The Space and The Mobile Individual

J.W. Mitchell’s essay, “Post-Sedentary Space”, discusses the profound influence the emergence of 802.11 wireless networks have in today’s world. With the creation of these networks in the early 2000’s, Mitchell believed it was “a new field of functional possibility [that] superimposed itself on public space” (87). Ten or so years later, these wireless networks are still in public and semipublic space. Mitchell lists cafés, bars, lobbies, waiting rooms, and airport lounges as the first places these networks were established in and the list could expand today as places like restaurants, libraries, and public parks (such as Bryant Park in Manhattan) have wireless access.
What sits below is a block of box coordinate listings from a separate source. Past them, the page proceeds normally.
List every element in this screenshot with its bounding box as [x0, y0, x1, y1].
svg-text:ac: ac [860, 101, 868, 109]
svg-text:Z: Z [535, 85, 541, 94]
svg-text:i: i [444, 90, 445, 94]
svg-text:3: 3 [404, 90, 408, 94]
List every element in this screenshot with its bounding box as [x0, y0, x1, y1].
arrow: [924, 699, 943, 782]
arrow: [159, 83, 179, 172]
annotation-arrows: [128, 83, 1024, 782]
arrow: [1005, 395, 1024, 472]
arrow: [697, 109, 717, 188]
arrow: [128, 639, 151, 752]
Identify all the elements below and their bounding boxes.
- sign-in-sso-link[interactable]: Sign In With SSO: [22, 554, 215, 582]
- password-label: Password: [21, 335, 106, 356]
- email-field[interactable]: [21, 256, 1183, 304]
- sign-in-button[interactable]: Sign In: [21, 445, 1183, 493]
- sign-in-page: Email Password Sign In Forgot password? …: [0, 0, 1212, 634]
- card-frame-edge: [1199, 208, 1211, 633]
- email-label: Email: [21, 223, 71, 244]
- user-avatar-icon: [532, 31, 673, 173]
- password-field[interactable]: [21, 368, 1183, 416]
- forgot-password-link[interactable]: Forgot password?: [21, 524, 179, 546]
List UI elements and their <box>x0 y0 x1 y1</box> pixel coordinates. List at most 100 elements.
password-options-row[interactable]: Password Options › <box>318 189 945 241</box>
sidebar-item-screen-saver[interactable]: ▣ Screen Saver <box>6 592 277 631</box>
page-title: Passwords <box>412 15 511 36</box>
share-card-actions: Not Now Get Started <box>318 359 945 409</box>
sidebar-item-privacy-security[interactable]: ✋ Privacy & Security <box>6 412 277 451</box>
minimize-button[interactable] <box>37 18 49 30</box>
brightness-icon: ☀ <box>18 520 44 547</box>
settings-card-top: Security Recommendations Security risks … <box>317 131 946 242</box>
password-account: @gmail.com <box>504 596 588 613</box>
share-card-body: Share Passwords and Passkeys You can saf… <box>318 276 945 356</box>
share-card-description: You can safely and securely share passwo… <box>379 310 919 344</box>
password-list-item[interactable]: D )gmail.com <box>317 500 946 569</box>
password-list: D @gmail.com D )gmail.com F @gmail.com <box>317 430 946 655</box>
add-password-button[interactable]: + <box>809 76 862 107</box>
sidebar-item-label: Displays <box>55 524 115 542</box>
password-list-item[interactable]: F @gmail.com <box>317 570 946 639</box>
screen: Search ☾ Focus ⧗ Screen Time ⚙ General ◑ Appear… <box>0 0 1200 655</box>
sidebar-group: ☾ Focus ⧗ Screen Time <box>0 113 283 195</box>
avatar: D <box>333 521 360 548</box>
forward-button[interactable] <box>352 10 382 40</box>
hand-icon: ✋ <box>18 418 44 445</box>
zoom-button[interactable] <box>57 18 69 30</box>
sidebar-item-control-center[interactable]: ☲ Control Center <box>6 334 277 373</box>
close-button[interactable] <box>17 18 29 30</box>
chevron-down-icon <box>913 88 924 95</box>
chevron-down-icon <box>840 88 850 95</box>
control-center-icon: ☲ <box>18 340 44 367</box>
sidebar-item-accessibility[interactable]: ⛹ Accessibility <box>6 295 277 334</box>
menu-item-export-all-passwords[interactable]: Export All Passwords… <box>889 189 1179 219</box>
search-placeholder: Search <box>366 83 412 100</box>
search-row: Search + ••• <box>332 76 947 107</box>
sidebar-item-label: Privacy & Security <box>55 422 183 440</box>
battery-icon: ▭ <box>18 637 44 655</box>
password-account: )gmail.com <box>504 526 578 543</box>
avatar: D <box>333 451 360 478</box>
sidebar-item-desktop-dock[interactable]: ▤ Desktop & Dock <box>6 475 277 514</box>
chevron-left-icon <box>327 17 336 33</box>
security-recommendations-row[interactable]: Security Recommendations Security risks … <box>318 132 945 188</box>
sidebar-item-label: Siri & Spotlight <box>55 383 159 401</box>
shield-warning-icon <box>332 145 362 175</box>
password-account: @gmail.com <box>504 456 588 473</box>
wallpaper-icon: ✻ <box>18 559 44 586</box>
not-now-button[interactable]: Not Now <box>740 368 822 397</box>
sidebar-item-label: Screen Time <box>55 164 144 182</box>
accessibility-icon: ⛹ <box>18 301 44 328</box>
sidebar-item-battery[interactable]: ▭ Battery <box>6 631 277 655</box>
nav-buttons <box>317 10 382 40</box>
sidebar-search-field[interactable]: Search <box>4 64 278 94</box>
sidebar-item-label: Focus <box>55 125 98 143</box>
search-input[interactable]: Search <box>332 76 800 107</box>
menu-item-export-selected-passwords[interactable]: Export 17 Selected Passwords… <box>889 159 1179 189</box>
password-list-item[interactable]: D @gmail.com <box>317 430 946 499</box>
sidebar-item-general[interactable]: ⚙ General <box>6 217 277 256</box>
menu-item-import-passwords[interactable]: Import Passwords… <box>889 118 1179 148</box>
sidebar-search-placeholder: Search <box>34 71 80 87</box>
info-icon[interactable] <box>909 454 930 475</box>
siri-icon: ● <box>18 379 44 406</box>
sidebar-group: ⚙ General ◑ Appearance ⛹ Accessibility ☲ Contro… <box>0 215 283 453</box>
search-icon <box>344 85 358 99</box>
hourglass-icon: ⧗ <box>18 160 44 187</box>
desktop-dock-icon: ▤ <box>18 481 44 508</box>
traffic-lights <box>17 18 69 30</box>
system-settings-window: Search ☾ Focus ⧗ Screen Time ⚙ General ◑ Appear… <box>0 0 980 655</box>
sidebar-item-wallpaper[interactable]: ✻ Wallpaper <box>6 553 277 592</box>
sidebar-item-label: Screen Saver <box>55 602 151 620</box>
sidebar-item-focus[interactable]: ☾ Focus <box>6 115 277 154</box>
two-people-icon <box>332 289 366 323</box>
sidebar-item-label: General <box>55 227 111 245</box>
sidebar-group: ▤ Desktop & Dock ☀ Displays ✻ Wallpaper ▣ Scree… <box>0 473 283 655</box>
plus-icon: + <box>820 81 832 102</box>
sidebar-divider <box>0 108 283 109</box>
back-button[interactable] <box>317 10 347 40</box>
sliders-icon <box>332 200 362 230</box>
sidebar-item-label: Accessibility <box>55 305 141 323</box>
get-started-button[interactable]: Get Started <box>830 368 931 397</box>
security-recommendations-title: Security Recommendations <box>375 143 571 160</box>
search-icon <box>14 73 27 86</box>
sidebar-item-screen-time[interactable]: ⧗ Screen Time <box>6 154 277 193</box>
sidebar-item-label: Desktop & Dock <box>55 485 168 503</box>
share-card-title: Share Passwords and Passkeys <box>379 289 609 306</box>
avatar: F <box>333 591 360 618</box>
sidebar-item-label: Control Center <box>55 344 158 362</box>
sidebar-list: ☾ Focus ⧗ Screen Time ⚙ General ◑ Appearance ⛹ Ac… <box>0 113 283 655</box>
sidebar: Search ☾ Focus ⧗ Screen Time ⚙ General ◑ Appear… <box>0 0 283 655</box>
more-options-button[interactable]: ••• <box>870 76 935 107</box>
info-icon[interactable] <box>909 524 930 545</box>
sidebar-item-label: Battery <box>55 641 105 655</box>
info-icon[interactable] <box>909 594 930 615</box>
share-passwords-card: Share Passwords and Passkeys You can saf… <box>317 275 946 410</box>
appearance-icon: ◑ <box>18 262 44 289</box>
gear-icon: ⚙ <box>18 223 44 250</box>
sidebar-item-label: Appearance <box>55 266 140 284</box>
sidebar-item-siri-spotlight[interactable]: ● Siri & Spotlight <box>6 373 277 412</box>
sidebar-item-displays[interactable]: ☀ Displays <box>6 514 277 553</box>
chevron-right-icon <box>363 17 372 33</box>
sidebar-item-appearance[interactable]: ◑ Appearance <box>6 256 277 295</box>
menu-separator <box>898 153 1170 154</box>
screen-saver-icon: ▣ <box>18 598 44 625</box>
It is increasingly easier to access wireless networks and connect to the Internet; technology is also increasing the strength of these networks.

Wireless networks decrease the focus on confined, wired spaces but increase the ability for an individual to expand their space by moving into new ones, or fields of presence, as Mitchell puts it. One can take their devices, such as iPods, laptops, cell phones, or tablets, and find networks to connect to, making them much more mobile. This eliminates their private space, in a sense, and makes certain public spaces meeting places, places of interaction, or places of work. Wireless networks mobilize individuals and encourages them to move from one point to another. Spaces may become fixed but the individual shifts into different spaces. For example, why write an essay at home when you can sip a latté, get your caffeine fix, and write it in a café? Since information is increasingly easier to access, people can move freely from one place to another as their needs and wants require. The information stays the same, but where one accesses it may differ every time.

Mitchell closes his essay and says it best about the mobile wireless era, “we can use our portable communication devices to construct meeting points and gathering places on the fly — places that may only…play such roles for fleeting moments” (88).


1 Comment

  1. burningtangerine13: this is a nice summary of the article, but in the blog posts, I’d like to see a more critical or personal (or both) response to the topic. Do you personally write your essays from the cafe? Do you find the presence of other people helps your process, or prolongs it? Or to go at the question from the other side, is Mitchell’s slightly utopian conclusion accurate? Are we freeing ourselves, or are we just taking a cubicle prison with us wherever we go?